More than 40 percent of Hyundai’s electric vehicle sales are leases, a spokesman said, compared to just 5 percent before the new restrictions came into effect this year. The same provision in the law allows people who lease cars made by Mercedes-Benz, BMW, Volvo and Polestar abroad to receive the credit indirectly.

But leasing is not a panacea. Many people prefer to own their cars, and foreign carmakers resent being excluded from the subsidies available to buyers. The credit for electric vehicles “is too complex and unfortunately causes confusion among customers and dealers,” Volvo Cars said in a statement.

But the lawmakers who drafted and passed the Inflation Reduction Act have said they wrote it to force automakers to realign their supply chains. That is happening, but it will take some time for the changes to bear fruit.

The list of eligible vehicles could grow through 2024 as automakers ramp up U.S. production to qualify for the credits and other subsidies.

Korean automaker Kia expects to start production of the EV9, a seven-passenger electric SUV, at a plant in Georgia next year. Those domestically assembled vehicles should qualify for half the credit, or $3,750, a Kia spokesperson said.

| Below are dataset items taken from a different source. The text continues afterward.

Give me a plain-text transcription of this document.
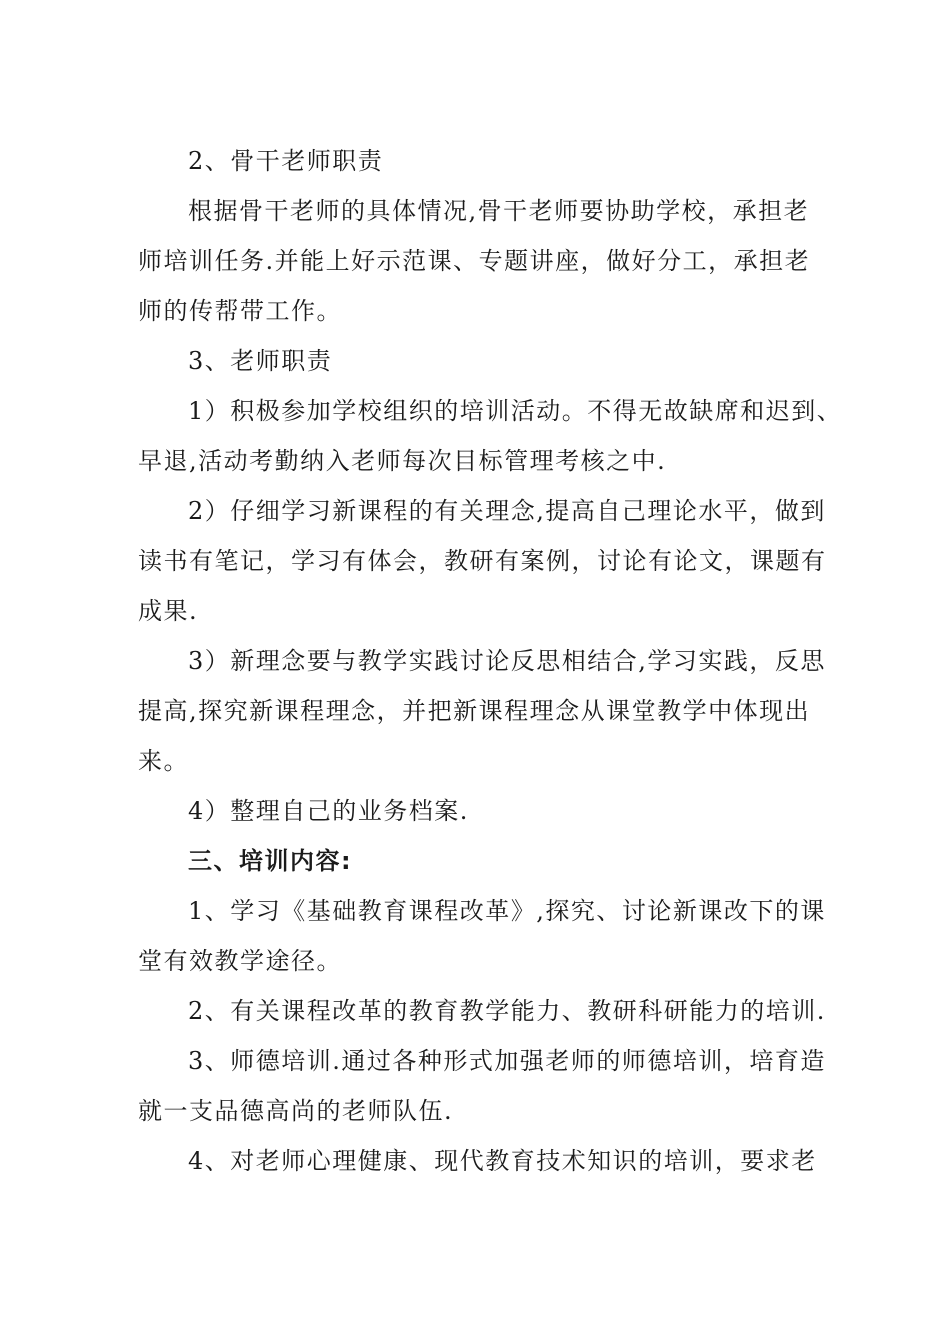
2、骨干老师职责

根据骨干老师的具体情况,骨干老师要协助学校，承担老

师培训任务.并能上好示范课、专题讲座，做好分工，承担老

师的传帮带工作。

3、老师职责

1）积极参加学校组织的培训活动。不得无故缺席和迟到、

早退,活动考勤纳入老师每次目标管理考核之中.

2）仔细学习新课程的有关理念,提高自己理论水平，做到

读书有笔记，学习有体会，教研有案例，讨论有论文，课题有

成果.

3）新理念要与教学实践讨论反思相结合,学习实践，反思

提高,探究新课程理念，并把新课程理念从课堂教学中体现出

来。

4）整理自己的业务档案.

三、培训内容:

1、学习《基础教育课程改革》,探究、讨论新课改下的课

堂有效教学途径。

2、有关课程改革的教育教学能力、教研科研能力的培训.

3、师德培训.通过各种形式加强老师的师德培训，培育造

就一支品德高尚的老师队伍.

4、对老师心理健康、现代教育技术知识的培训，要求老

Stellantis, which owns Chrysler, Dodge, Ram and Jeep, plans to introduce six mass-market electric vehicles by 2024, including versions of the Dodge Charger, Jeep Wagoneer and Ram pickup. The company has not said whether the vehicles are eligible for credits.

Some hybrids, which have combustion engines and electric motors, are also eligible if they meet the purchasing requirements and have a battery with a capacity of at least seven kilowatt hours.

The Chrysler Pacifica Hybrid will most likely still qualify for a $7,500 credit, a company spokesperson said, while buyers of the Jeep Grand Cherokee 4xe and Jeep Wrangler 4xe hybrids are expected to qualify for up to $3,750.

Market forces are pushing down electric vehicle prices, a trend that is expected to continue as automakers increase production. According to CarGurus, the average list price of an electric vehicle fell to $63,000 in November from $68,000 a year earlier. The average list price of an internal combustion engine vehicle was $48,000, the same as the previous year.

Federal grants and loans for battery factories and electric car factories are also helping to lower prices. Analysts expect electric vehicles to become cheaper than internal combustion engine models at some point in the coming years, even without tax breaks.

“The long-term trend will be one of price reductions,” said CarGurus’ Mr Roberts. “You’re going to see more regular vehicles.”